Le Truffle 100 est l’observatoire annuel de l'industrie du logiciel, conçu par Truffle Capital, société de capital risque européenne, et réalisé par les analystes du CXP (Centre d'eXpertise des Progiciels).

Largement relayées et commentées, ses conclusions sont reprises par les principaux médias spécialisés. 30 000 visiteurs uniques viennent chaquemois prendre connaissance des analyses publiées gratuitement sur les sites www.truffle100.fr (consacré aux éditeurs Français) et www.truffle100.com (éditeurs Européens).

Pour la deuxième année consécutive les éditeurs ont retrouvé le chemin d’une croissance à 2 chiffres, après 3 années plus délicates de 2007 à 2009.

Accalmie sur le front des opérations financières: seulement 2 éditeurs rachetés l’an dernier, aucun par des acteurs étrangers.

Les éditeurs créent des emplois qualifiés : effectif total de 64 000 personnes, dont plus de 12 000 emplois dans la Recherche et le Développement (R&D). Près de 1 000 emplois nouveaux créés chaque année, principalement en France. Après la délocalisation, le relocalisation ?

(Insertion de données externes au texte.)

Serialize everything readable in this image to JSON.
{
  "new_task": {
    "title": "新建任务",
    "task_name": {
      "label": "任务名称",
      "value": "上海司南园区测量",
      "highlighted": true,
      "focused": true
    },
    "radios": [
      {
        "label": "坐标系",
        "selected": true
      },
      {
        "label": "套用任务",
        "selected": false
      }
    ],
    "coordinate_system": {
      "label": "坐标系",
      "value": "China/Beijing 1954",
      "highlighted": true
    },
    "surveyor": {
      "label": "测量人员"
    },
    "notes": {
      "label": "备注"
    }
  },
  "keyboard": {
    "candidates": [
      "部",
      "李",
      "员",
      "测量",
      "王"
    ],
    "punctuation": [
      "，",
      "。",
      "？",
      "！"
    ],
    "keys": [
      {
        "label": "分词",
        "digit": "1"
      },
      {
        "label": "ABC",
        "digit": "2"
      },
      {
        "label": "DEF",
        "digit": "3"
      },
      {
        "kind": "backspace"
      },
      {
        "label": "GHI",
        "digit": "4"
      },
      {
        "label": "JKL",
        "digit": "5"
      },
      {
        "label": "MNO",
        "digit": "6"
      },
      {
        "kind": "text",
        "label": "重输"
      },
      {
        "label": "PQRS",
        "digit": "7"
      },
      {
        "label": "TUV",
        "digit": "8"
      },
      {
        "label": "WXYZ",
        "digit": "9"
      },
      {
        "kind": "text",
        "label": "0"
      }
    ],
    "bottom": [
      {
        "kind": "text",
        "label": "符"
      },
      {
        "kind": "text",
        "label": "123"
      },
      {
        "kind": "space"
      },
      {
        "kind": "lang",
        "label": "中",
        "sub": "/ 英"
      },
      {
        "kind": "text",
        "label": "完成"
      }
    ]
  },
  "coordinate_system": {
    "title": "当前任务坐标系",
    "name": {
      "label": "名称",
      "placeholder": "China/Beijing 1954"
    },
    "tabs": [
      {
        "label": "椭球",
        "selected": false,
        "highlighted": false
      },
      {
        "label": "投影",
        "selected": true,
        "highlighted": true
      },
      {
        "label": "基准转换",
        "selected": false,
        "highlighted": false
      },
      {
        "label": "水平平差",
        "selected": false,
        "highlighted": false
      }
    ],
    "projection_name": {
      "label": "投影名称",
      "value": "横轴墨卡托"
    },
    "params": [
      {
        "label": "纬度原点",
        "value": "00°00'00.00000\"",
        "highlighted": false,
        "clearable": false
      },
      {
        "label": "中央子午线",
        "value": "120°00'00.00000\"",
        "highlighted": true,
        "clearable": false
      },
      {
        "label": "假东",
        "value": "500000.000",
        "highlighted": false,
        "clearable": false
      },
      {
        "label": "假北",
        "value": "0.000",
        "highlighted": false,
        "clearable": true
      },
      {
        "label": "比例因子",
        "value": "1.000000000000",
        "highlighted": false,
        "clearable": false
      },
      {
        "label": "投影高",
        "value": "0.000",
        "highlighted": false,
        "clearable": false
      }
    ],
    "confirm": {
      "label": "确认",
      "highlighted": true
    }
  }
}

L’industrie est pérenne, puisqu’elle dégage 762 m€ de profits. Confiante, elle parie sur l’avenir, puisque en réinvestissant 800 m€ dans la R&D -plus que ses bénéfices-.

L'édition de logiciel reste France un métier de PME audacieuses et dynamiques : le 50ème du classement réalise 19,3 m€ et le 100ème 7.3 m€!

Les éditeurs de logiciel sont véritablement les «bons élèves» de l’innovation. Ils créent les emplois qu’occuperont les générations à venir. Ils méritent d'être placés au centre de la politique industrielle Française.

Leur demande d'implémentation d'un Small Business Act (SBA)(1), en tête de leurs revendications année après année, n'a toujours pas trouvé l'écho qu’elle mérite, alors qu'une telle mesure créerait des milliersd'emplois sans grever le budget de l'Etat.

Les éditeurs commencent à craindre une raréfaction, voire une pénurie du financement, avec des craintes de rabotages du Crédit Impôt Recherche (CIR) et des Fonds Commun de Placement dans l’Innovation (FCPI)(2).

Bernard-Louis Roques

Bernard-Louis Roques
Directeur Général et co-fondateur,
Truffle Capital

(1)Le "Small Business Act", voté le 30 juillet 1953, est le texte fondateur de la politique américaine d'aide en faveur des PME (23 % des appels d'offres publics leurs sont réservés). Cette loi-cadre a affirmé la nécessité d'orienter prioritairement l'action des pouvoirs publics vers la petite entreprise, conçue comme l'élément le plus dynamique de l'économie.
(2)Créés par la loi de finances de 1997, les FCPI (Fonds Communs de Placements dans l’Innovation) sont des fonds commun de placement dont l'actif doit être constitué principalement de titres de sociétés non cotées ayant leur siège ou un établissement stable dans l'Union Européenne, soumises à l'impôt sur les sociétés, employant moins de 2 000 salariés et présentant un caractère innovant.